Roasted Parsnips + Carrots with Bacon Vinaigrette


So about these parsnips and carrots...we made them ages ago!

I was cleaning up my desktop, full of screenshots and lots of photos that I will put off organizing for another month, and oops. I stumbled upon this post and realized it got lost in the mix. We were playing around with lots of small plate ideas closer to Thanksgiving and this was one I was most excited about.  It's the best time of year for roasted veggies, and it's always a good time for bacon. The recipe portion works well if you're feeding a few people, and would go great on the side of a wintery meal. The bacon vinaigrette is to die for, and I was about ready to put it on everything after the parsnips were gone. 

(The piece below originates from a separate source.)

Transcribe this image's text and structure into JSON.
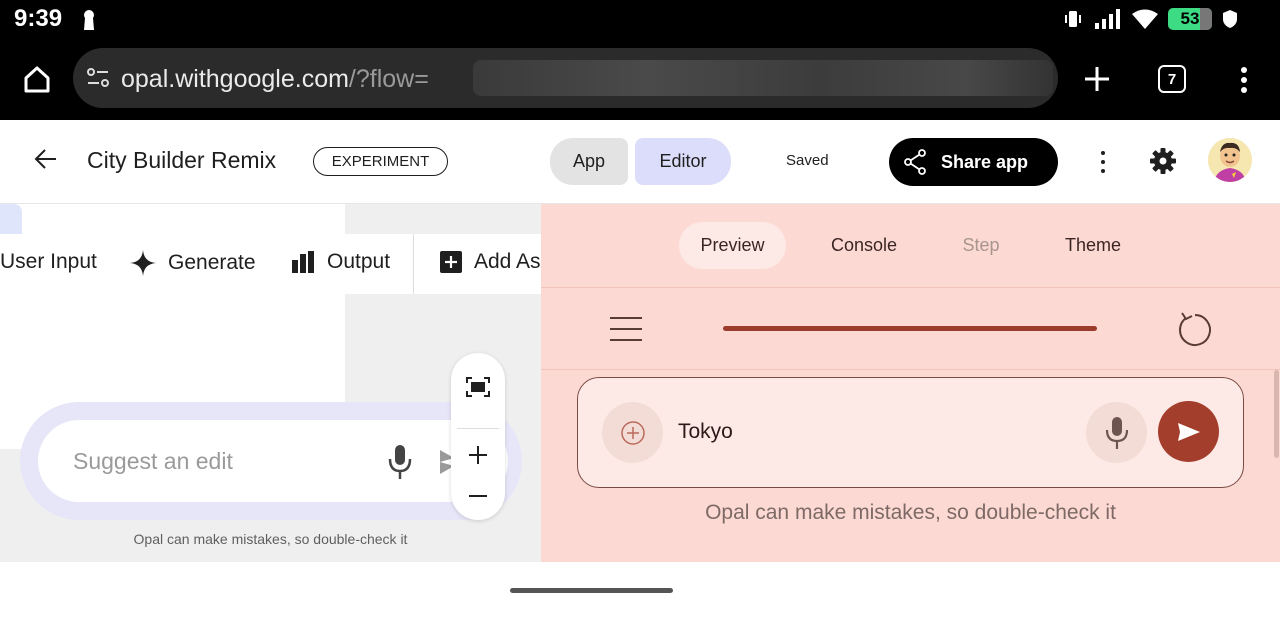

It is January, and I know that means we're all upping our juice and salad intake still, but this will be here for when your willpower is gone and you just really need some bacon in your life. Don't worry, your juice cleanse will still be there afterwards.

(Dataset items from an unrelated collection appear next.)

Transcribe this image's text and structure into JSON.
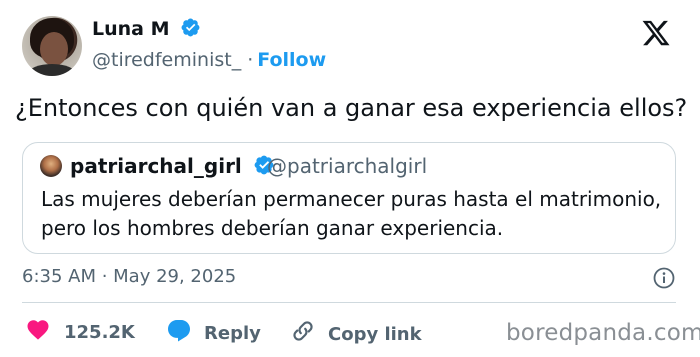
{
  "author": {
    "name": "Luna M",
    "handle": "@tiredfeminist_",
    "separator": "·",
    "follow_label": "Follow",
    "verified": true
  },
  "tweet": {
    "text": "¿Entonces con quién van a ganar esa experiencia ellos?",
    "timestamp": "6:35 AM · May 29, 2025"
  },
  "quoted_tweet": {
    "name": "patriarchal_girl",
    "handle": "@patriarchalgirl",
    "verified": true,
    "text_lines": [
      "Las mujeres deberían permanecer puras hasta el matrimonio,",
      "pero los hombres deberían ganar experiencia."
    ]
  },
  "actions": {
    "like_count": "125.2K",
    "reply_label": "Reply",
    "copy_link_label": "Copy link"
  },
  "watermark": "boredpanda.com",
  "colors": {
    "accent": "#1d9bf0",
    "like": "#f91880",
    "text": "#0f1419",
    "secondary": "#536471",
    "border": "#cfd9de"
  },
  "icons": [
    "x-logo-icon",
    "verified-badge-icon",
    "info-icon",
    "heart-icon",
    "reply-bubble-icon",
    "link-icon"
  ]
}
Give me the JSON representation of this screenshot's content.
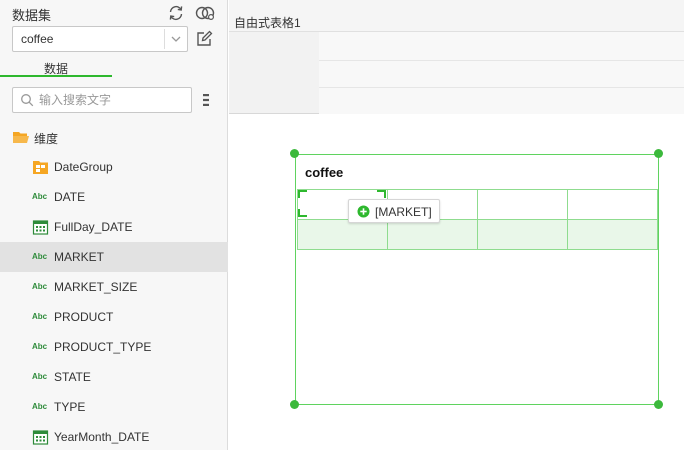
{
  "dataset_panel": {
    "title": "数据集",
    "selected_dataset": "coffee",
    "tab_label": "数据",
    "search_placeholder": "输入搜索文字"
  },
  "tree": {
    "root": {
      "label": "维度",
      "icon": "folder-open-icon"
    },
    "items": [
      {
        "label": "DateGroup",
        "icon": "group-folder-icon"
      },
      {
        "label": "DATE",
        "icon": "abc-icon"
      },
      {
        "label": "FullDay_DATE",
        "icon": "calendar-icon"
      },
      {
        "label": "MARKET",
        "icon": "abc-icon",
        "selected": true
      },
      {
        "label": "MARKET_SIZE",
        "icon": "abc-icon"
      },
      {
        "label": "PRODUCT",
        "icon": "abc-icon"
      },
      {
        "label": "PRODUCT_TYPE",
        "icon": "abc-icon"
      },
      {
        "label": "STATE",
        "icon": "abc-icon"
      },
      {
        "label": "TYPE",
        "icon": "abc-icon"
      },
      {
        "label": "YearMonth_DATE",
        "icon": "calendar-icon"
      }
    ]
  },
  "canvas": {
    "sheet_tab": "自由式表格1",
    "widget_title": "coffee",
    "drag_tooltip": "[MARKET]"
  },
  "colors": {
    "accent": "#2eb82e",
    "selection_border": "#5fd35f",
    "abc_text": "#2e8b3a",
    "folder": "#f5a623"
  }
}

Roasted Parsnips + Carrots with Bacon Vinaigrette
serves 2-4

4 medium parsnips, washed thoroughly not peeled
4 medium carrots, washed thoroughly not peeled
1/2 large onion, diced
1/4 cup cider vinegar
1 tbs olive oil
1 tbs mustard seed
3 oz bacon, diced (3 slices)
1/2 tbs dark brown sugar
salt and pepper to taste

Preheat oven to 425°. While preheating, bring vinegar, 2tbs water, and mustard seeds to a simmer in a small saucepan. Cook for approximately 20 minutes. Drain seeds, save cooking liquid and set aside to cool. Toss carrots and parsnips with olive oil and season generously with salt and pepper. Roast on a baking sheet for approximately 10 minutes, toss and roast for another 10 minutes.

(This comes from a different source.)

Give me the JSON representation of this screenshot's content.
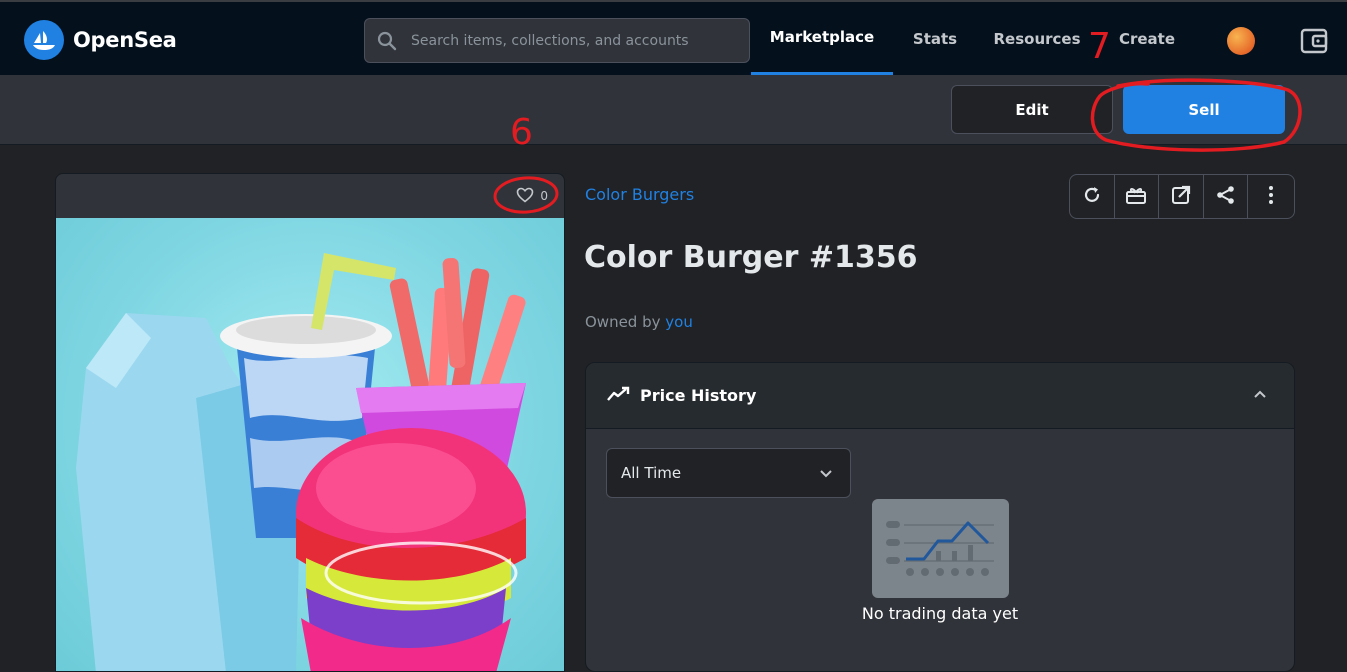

Meanwhile, in a large skillet over low heat, cook bacon until fat beings to render, about 5 minutes. Add onion, increase heat to medium high and cook until softened, about 10 minutes. Add mustard seeds and cook until fragrant, about a minute. Turn off heat and add reserved cooking liquid and brown sugar. Season to taste with salt and pepper.

Remove parsnips and carrots from oven. Serve with vinaigrette on the side.